# Can we make friends?



## Sunnygirl2 (Jan 12, 2011)

I moved to Sharm El Sheikh a year ago now. I am relatively happy and settled but as I work primarily from home and I have all the joys and responsibilities that a young child brings - I have found it more difficult to meet people and make friends than I anticipated. I hate to admit it but I have found myself starting the new year feeling a little lonely and homesick.

Does anyone know of any social groups here in Sharm? or networking ? Or any other sensible suggestions please?


----------



## Horus (Sep 17, 2010)

Sunny Lawyer said:


> I moved to Sharm El Sheikh a year ago now. I am relatively happy and settled but as I work primarily from home and I have all the joys and responsibilities that a young child brings - I have found it more difficult to meet people and make friends than I anticipated. I hate to admit it but I have found myself starting the new year feeling a little lonely and homesick.
> 
> Does anyone know of any social groups here in Sharm? or networking ? Or any other sensible suggestions please?

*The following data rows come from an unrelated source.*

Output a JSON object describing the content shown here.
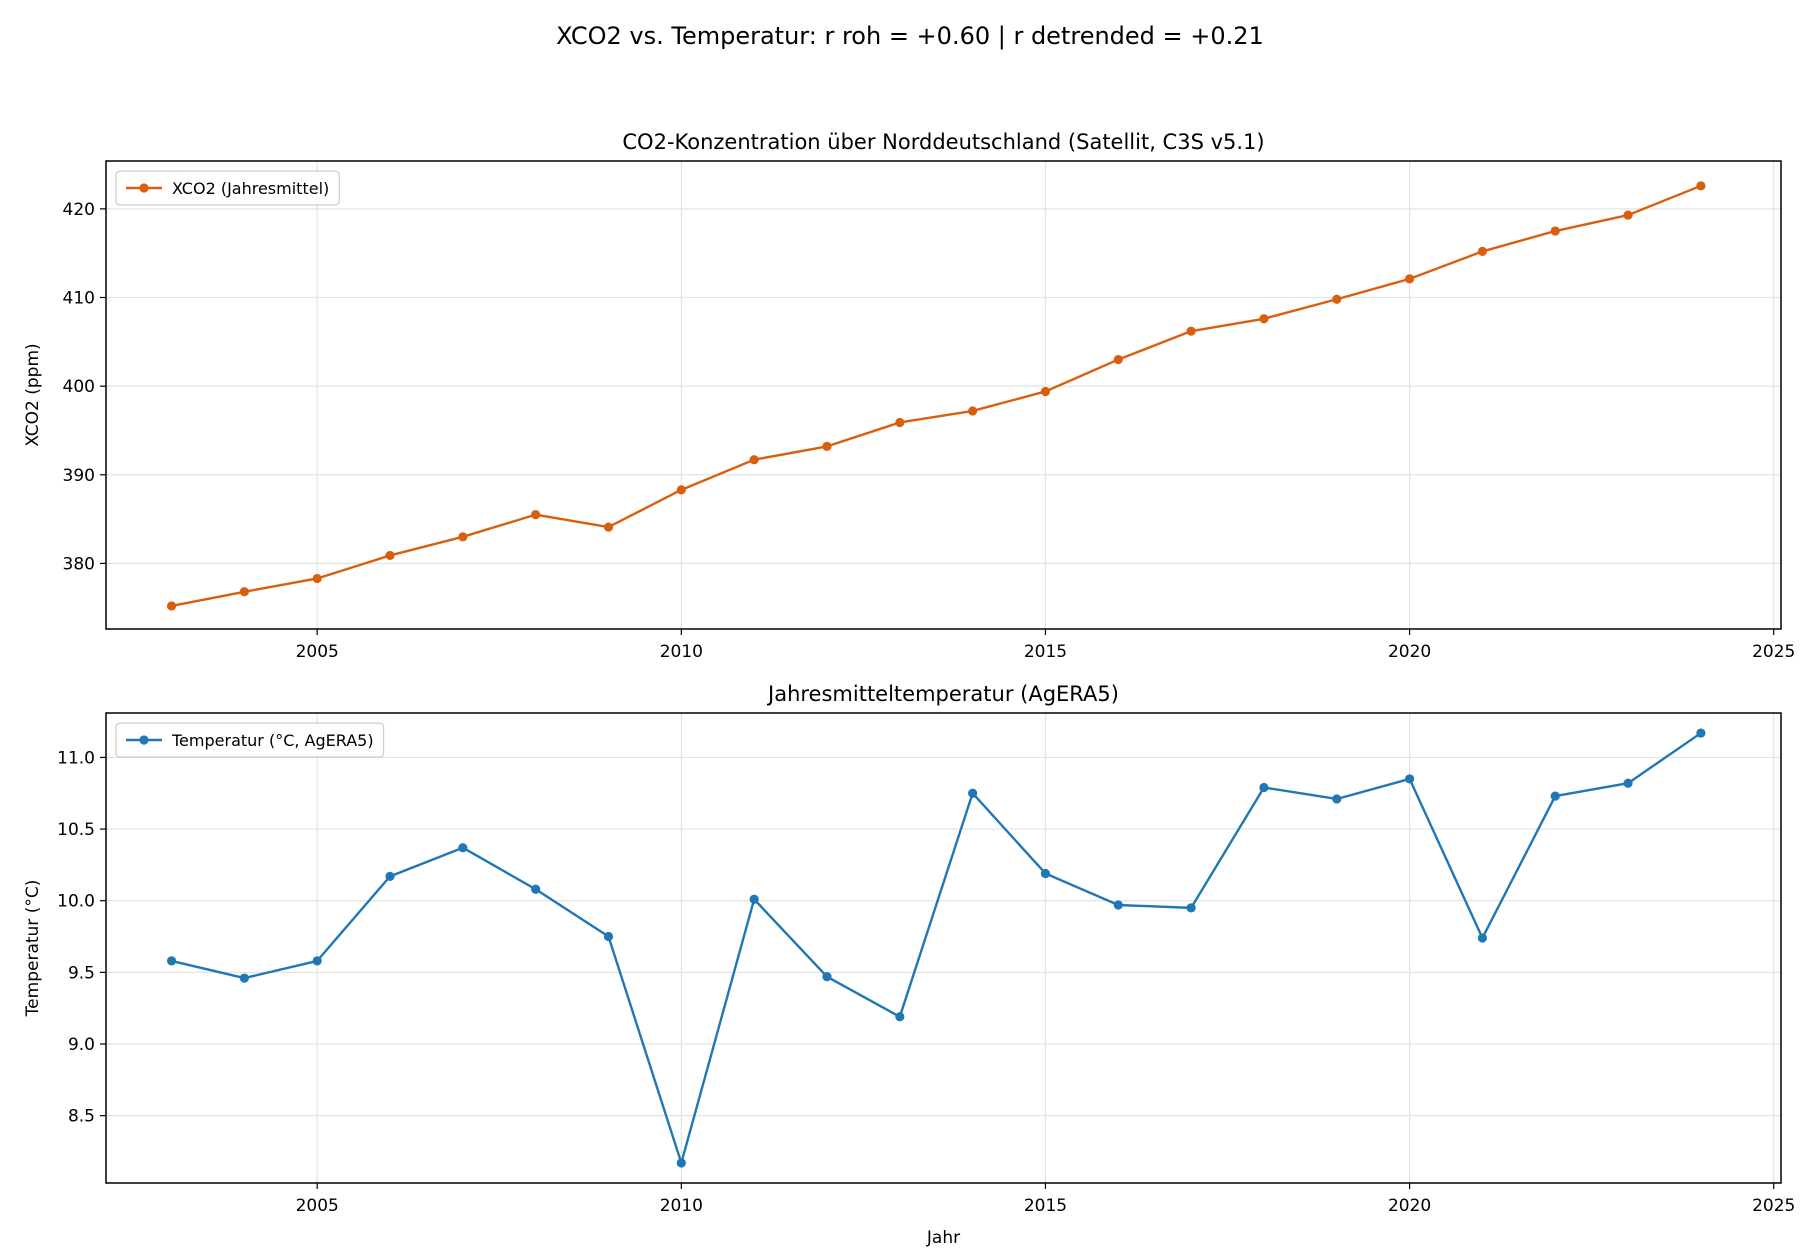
{
  "figure": {
    "suptitle": "XCO2 vs. Temperatur: r roh = +0.60 | r detrended = +0.21"
  },
  "chart_data": [
    {
      "type": "line",
      "title": "CO2-Konzentration über Norddeutschland (Satellit, C3S v5.1)",
      "xlabel": "",
      "ylabel": "XCO2 (ppm)",
      "xlim": [
        2002.1,
        2025.1
      ],
      "ylim": [
        372.6,
        425.4
      ],
      "xticks": [
        2005,
        2010,
        2015,
        2020,
        2025
      ],
      "yticks": [
        380,
        390,
        400,
        410,
        420
      ],
      "grid": true,
      "legend_position": "upper-left",
      "series": [
        {
          "name": "XCO2 (Jahresmittel)",
          "color": "#d95f0e",
          "x": [
            2003,
            2004,
            2005,
            2006,
            2007,
            2008,
            2009,
            2010,
            2011,
            2012,
            2013,
            2014,
            2015,
            2016,
            2017,
            2018,
            2019,
            2020,
            2021,
            2022,
            2023,
            2024
          ],
          "values": [
            375.2,
            376.8,
            378.3,
            380.9,
            383.0,
            385.5,
            384.1,
            388.3,
            391.7,
            393.2,
            395.9,
            397.2,
            399.4,
            403.0,
            406.2,
            407.6,
            409.8,
            412.1,
            415.2,
            417.5,
            419.3,
            422.6
          ]
        }
      ]
    },
    {
      "type": "line",
      "title": "Jahresmitteltemperatur (AgERA5)",
      "xlabel": "Jahr",
      "ylabel": "Temperatur (°C)",
      "xlim": [
        2002.1,
        2025.1
      ],
      "ylim": [
        8.03,
        11.31
      ],
      "xticks": [
        2005,
        2010,
        2015,
        2020,
        2025
      ],
      "yticks": [
        8.5,
        9.0,
        9.5,
        10.0,
        10.5,
        11.0
      ],
      "ytick_labels": [
        "8.5",
        "9.0",
        "9.5",
        "10.0",
        "10.5",
        "11.0"
      ],
      "grid": true,
      "legend_position": "upper-left",
      "series": [
        {
          "name": "Temperatur (°C, AgERA5)",
          "color": "#1f77b4",
          "x": [
            2003,
            2004,
            2005,
            2006,
            2007,
            2008,
            2009,
            2010,
            2011,
            2012,
            2013,
            2014,
            2015,
            2016,
            2017,
            2018,
            2019,
            2020,
            2021,
            2022,
            2023,
            2024
          ],
          "values": [
            9.58,
            9.46,
            9.58,
            10.17,
            10.37,
            10.08,
            9.75,
            8.17,
            10.01,
            9.47,
            9.19,
            10.75,
            10.19,
            9.97,
            9.95,
            10.79,
            10.71,
            10.85,
            9.74,
            10.73,
            10.82,
            11.17
          ]
        }
      ]
    }
  ]
}
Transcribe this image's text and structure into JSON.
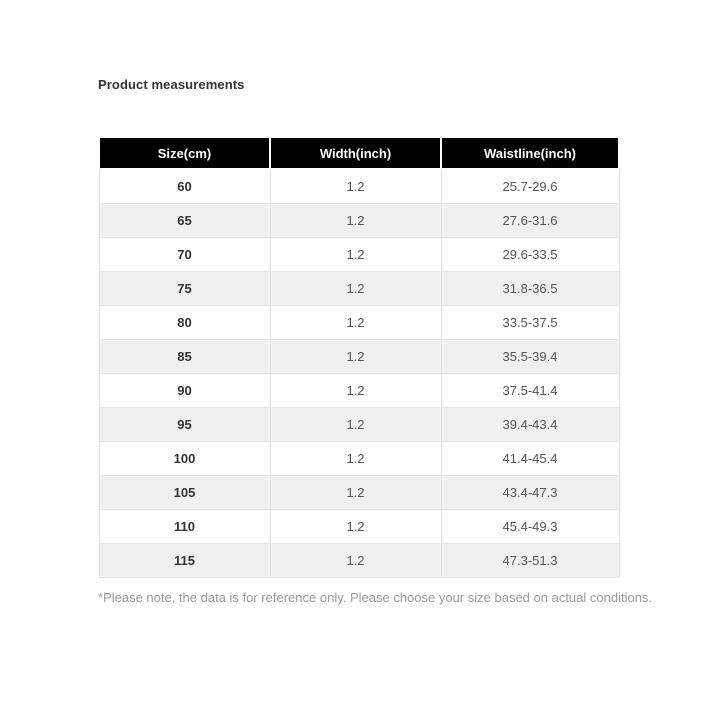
{
  "page": {
    "title": "Product measurements",
    "footnote": "*Please note, the data is for reference only. Please choose your size based on actual conditions."
  },
  "table": {
    "columns": [
      "Size(cm)",
      "Width(inch)",
      "Waistline(inch)"
    ],
    "rows": [
      {
        "size": "60",
        "width": "1.2",
        "waistline": "25.7-29.6"
      },
      {
        "size": "65",
        "width": "1.2",
        "waistline": "27.6-31.6"
      },
      {
        "size": "70",
        "width": "1.2",
        "waistline": "29.6-33.5"
      },
      {
        "size": "75",
        "width": "1.2",
        "waistline": "31.8-36.5"
      },
      {
        "size": "80",
        "width": "1.2",
        "waistline": "33.5-37.5"
      },
      {
        "size": "85",
        "width": "1.2",
        "waistline": "35.5-39.4"
      },
      {
        "size": "90",
        "width": "1.2",
        "waistline": "37.5-41.4"
      },
      {
        "size": "95",
        "width": "1.2",
        "waistline": "39.4-43.4"
      },
      {
        "size": "100",
        "width": "1.2",
        "waistline": "41.4-45.4"
      },
      {
        "size": "105",
        "width": "1.2",
        "waistline": "43.4-47.3"
      },
      {
        "size": "110",
        "width": "1.2",
        "waistline": "45.4-49.3"
      },
      {
        "size": "115",
        "width": "1.2",
        "waistline": "47.3-51.3"
      }
    ]
  },
  "colors": {
    "header_bg": "#000000",
    "header_text": "#ffffff",
    "row_alt_bg": "#f0f0f0",
    "border": "#e5e5e5",
    "text_primary": "#333333",
    "text_secondary": "#555555",
    "footnote_text": "#9b9b9b"
  }
}
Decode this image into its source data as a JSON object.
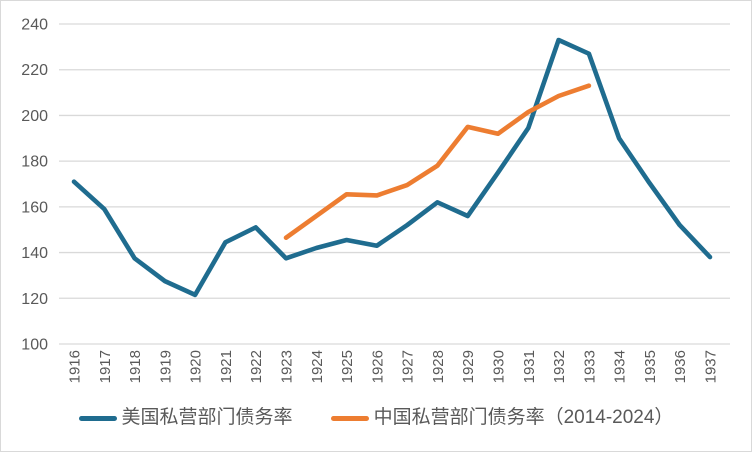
{
  "chart_data": {
    "type": "line",
    "title": "",
    "xlabel": "",
    "ylabel": "",
    "categories": [
      "1916",
      "1917",
      "1918",
      "1919",
      "1920",
      "1921",
      "1922",
      "1923",
      "1924",
      "1925",
      "1926",
      "1927",
      "1928",
      "1929",
      "1930",
      "1931",
      "1932",
      "1933",
      "1934",
      "1935",
      "1936",
      "1937"
    ],
    "y_ticks": [
      100,
      120,
      140,
      160,
      180,
      200,
      220,
      240
    ],
    "ylim": [
      100,
      240
    ],
    "grid": "horizontal-only",
    "legend_position": "bottom-center",
    "series": [
      {
        "name": "美国私营部门债务率",
        "color": "#1F6C8F",
        "start_index": 0,
        "x_range": "1916-1937",
        "values": [
          171,
          159,
          137.5,
          127.5,
          121.5,
          144.5,
          151,
          137.5,
          142,
          145.5,
          143,
          152,
          162,
          156,
          175,
          194.5,
          233,
          227,
          190,
          170.5,
          152,
          138
        ]
      },
      {
        "name": "中国私营部门债务率（2014-2024）",
        "color": "#ED7D31",
        "start_index": 7,
        "x_range": "2014-2024 plotted over 1923-1933",
        "values": [
          146.5,
          156,
          165.5,
          165,
          169.5,
          178,
          195,
          192,
          201.5,
          208.5,
          213
        ]
      }
    ]
  },
  "colors": {
    "background": "#FFFFFF",
    "frame_border": "#D9D9D9",
    "gridline": "#D9D9D9",
    "axis_text": "#595959"
  }
}
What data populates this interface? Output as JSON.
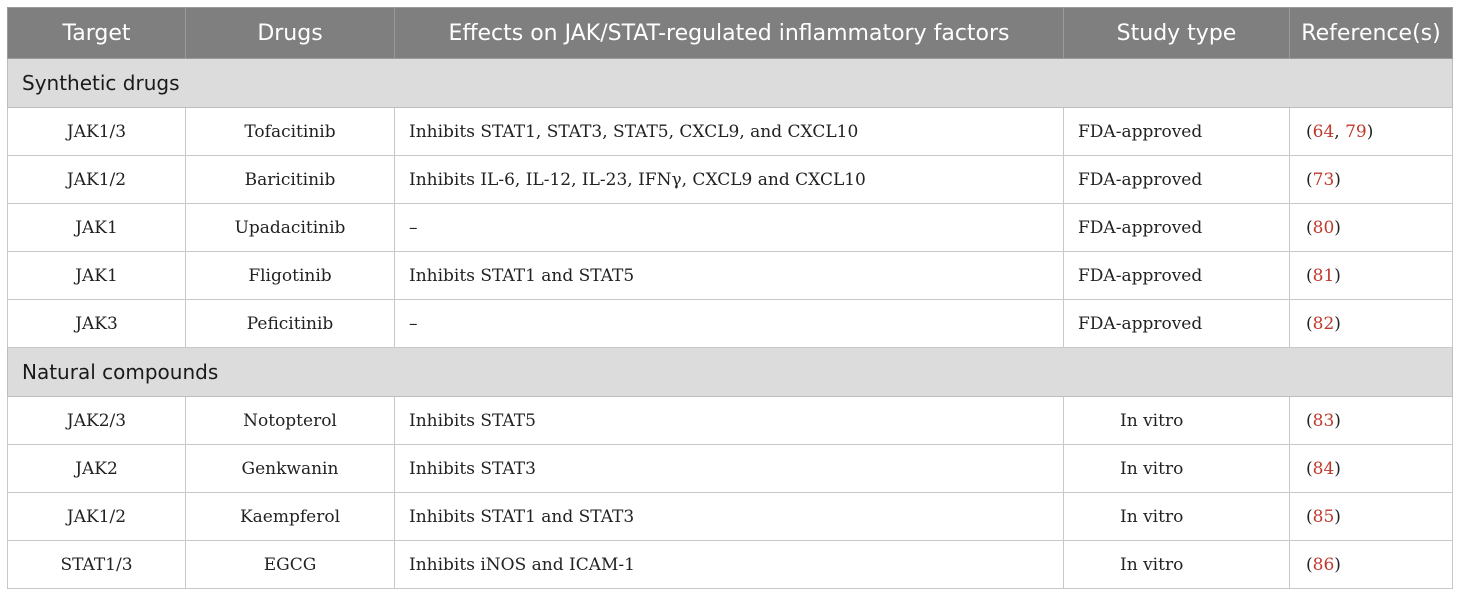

I know of a networking website in Sharm I can't post the link here; there are some very nice people on it, there is an elderly lady in her 70's who is very nice and helped me, I will send you the link via PM


----------



## King.Tut (Jan 12, 2011)

Sunny Lawyer,

I moved to Sharm myself just under a year ago and I've yet to hear of any decent social groups or clubs. There is a womens only club but from what I hear it's relatively clicky and not very welcoming which is a shame really although I'm a guy and wouldn't be allowed to join anyhow!

I think living in Sharm can be difficult for those on their own, I'm here on my own and I have just a small number of friends, less than 5 actually! 

I think it also depends on where you are living in Sharm, Nabq is said to be the social hub of expats and where most live. I myself live not far from Naama and there's a few English around here but I've found it hard myself to mingle and meet new people.

I hope you manage to find some nice group or something and if you ever fancy a chat, PM me


----------